Doc and test unexpected values

pandas-dev · TomAugspurger · Oct 2, 2017 · Aug 31, 2017 · Sep 24, 2017 · Sep 24, 2017
commit 6f175a7f727d44cf819252d8979a38c1b19384b7
diff --git a/doc/source/io.rst b/doc/source/io.rst
@@ -482,14 +482,22 @@ that column's ``dtype``.
    dtype = CategoricalDtype(['d', 'c', 'b', 'a'], ordered=True)
    pd.read_csv(StringIO(data), dtype={'col1': dtype}).dtypes
 
+When using ``dtype=CategoricalDtype``, "unexpected" values outside of
+``dtype.categories`` are treated as missing values.
+
+   dtype = CategoricalDtype(['a', 'b', 'd'])  # No 'c'
+   pd.read_csv(StringIO(data), dtype={'col1': dtype}).col1
+
+This matches the behavior of :meth:`Categorical.set_categories`.
+
 .. note::
 
    With ``dtype='category'``, the resulting categories will always be parsed
    as strings (object dtype). If the categories are numeric they can be
    converted using the :func:`to_numeric` function, or as appropriate, another
    converter such as :func:`to_datetime`.
 
-   When ``dtype`` is a ``CategoricalDtype`` with homogenous ``categoriess`` (
+   When ``dtype`` is a ``CategoricalDtype`` with homogenous ``categories`` (
    all numeric, all datetimes, etc.), the conversion is done automatically.
 
    .. ipython:: python

diff --git a/doc/source/whatsnew/v0.21.0.txt b/doc/source/whatsnew/v0.21.0.txt
@@ -119,7 +119,7 @@ expanded to include the ``categories`` and ``ordered`` attributes.

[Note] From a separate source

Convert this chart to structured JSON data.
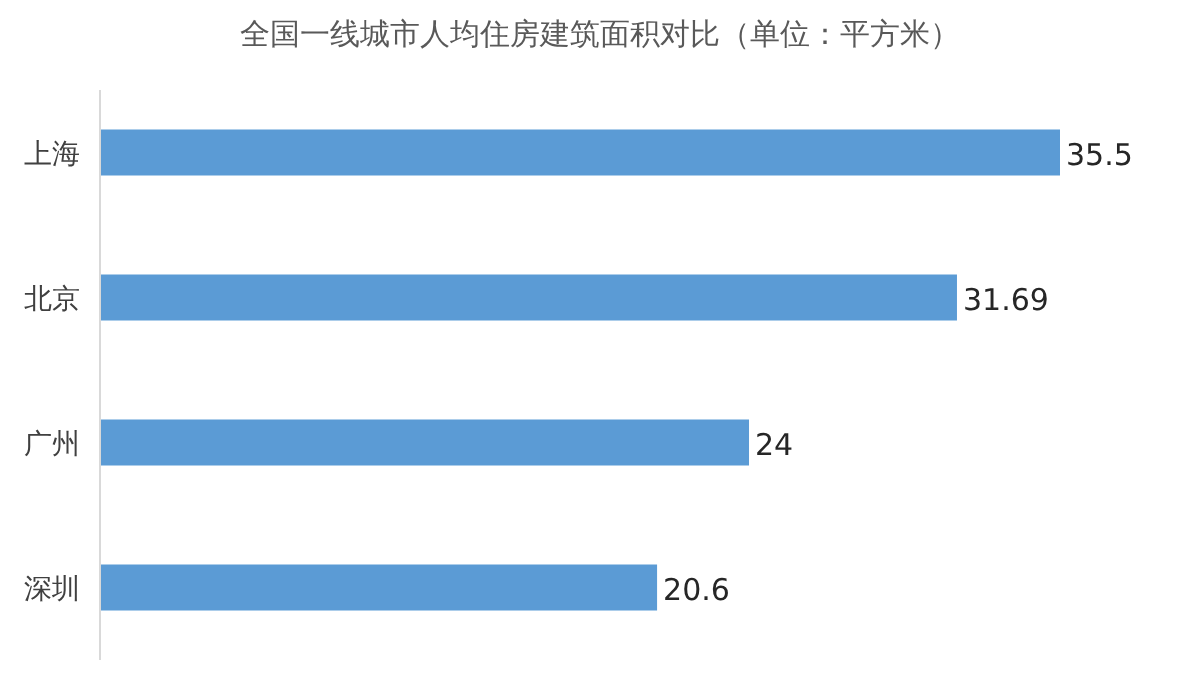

A
 ``CategoricalDtype`` can be used to specify the set of categories and
 orderedness of an array, independent of the data themselves. This can be useful,
 e.g., when converting string data to a ``Categorical`` (:issue:`14711`,
-:issue:`15078`, :issue:`16015`):
+:issue:`15078`, :issue:`16015`, :issue:`17643`):
 
 .. ipython:: python
 
@@ -129,8 +129,33 @@ e.g., when converting string data to a ``Categorical`` (:issue:`14711`,
    dtype = CategoricalDtype(categories=['a', 'b', 'c', 'd'], ordered=True)
    s.astype(dtype)
 
+One place that deserves special mention is in :meth:`read_csv`. Previously, with
+``dtype={'col': 'category'}``, the returned values and categories would always
+be strings.
+
+.. ipython:: python
+
+   from pandas.compat import StringIO
+
+   data = 'A,B\na,1\nb,2\nc,3'
+   pd.read_csv(StringIO(data), dtype={'B': 'category'}).B.cat.categories
+
+Notice the "object" dtype.
+
+With a ``CategoricalDtype`` of all numerics, datetimes, or
+timedeltas, we can automatically convert to the correct type
+
+    dtype = {'B': CategoricalDtype([1, 2, 3])}
+    pd.read_csv(StringIO(data), dtype=dtype).B.cat.categories
+
+The values have been correctly interpreted as integers.
+
 The ``.dtype`` property of a ``Categorical``, ``CategoricalIndex`` or a
 ``Series`` with categorical type will now return an instance of ``CategoricalDtype``.
+For the most part, this is backwards compatible, though the string repr has changed.
+If you were previously using ``str(s.dtype == 'category')`` to detect categorical data,
+switch to :func:`api.types.is_categorical_dtype`, which is compatible with the old and
+new ``CategoricalDtype``.
 
 See the :ref:`CategoricalDtype docs <categorical.categoricaldtype>` for more.
 
@@ -163,8 +188,6 @@ Other Enhancements
 - :func:`Categorical.rename_categories` now accepts a dict-like argument as `new_categories` and only updates the categories found in that dict. (:issue:`17336`)
 - :func:`read_excel` raises ``ImportError`` with a better message if ``xlrd`` is not installed. (:issue:`17613`)
 - :meth:`DataFrame.assign` will preserve the original order of ``**kwargs`` for Python 3.6+ users instead of sorting the column names
-- Pass a :class:`~pandas.api.types.CategoricalDtype` to :meth:`read_csv` to parse categorical
-  data as numeric, datetimes, or timedeltas, instead of strings. See :ref:`here <io.categorical>`. (:issue:`17643`)
 
 
 .. _whatsnew_0210.api_breaking:

diff --git a/pandas/tests/io/parser/dtypes.py b/pandas/tests/io/parser/dtypes.py
@@ -210,6 +210,14 @@ def test_categoricaldtype_coerces_timedelta(self):
         result = self.read_csv(StringIO(data), dtype=dtype)
         tm.assert_frame_equal(result, expected)
 
+    def test_categoricaldtype_unexpected_categories(self):
+        dtype = {'b': CategoricalDtype(['a', 'b', 'd', 'e'])}
+        data = "b\nd\na\nc\nd"  # Unexpected c
+        expected = pd.DataFrame({"b": Categorical(list('dacd'),
+                                                  dtype=dtype['b'])})
+        result = self.read_csv(StringIO(data), dtype=dtype)
+        tm.assert_frame_equal(result, expected)
+
     def test_categorical_categoricaldtype_chunksize(self):
         # GH 10153
         data = """a,b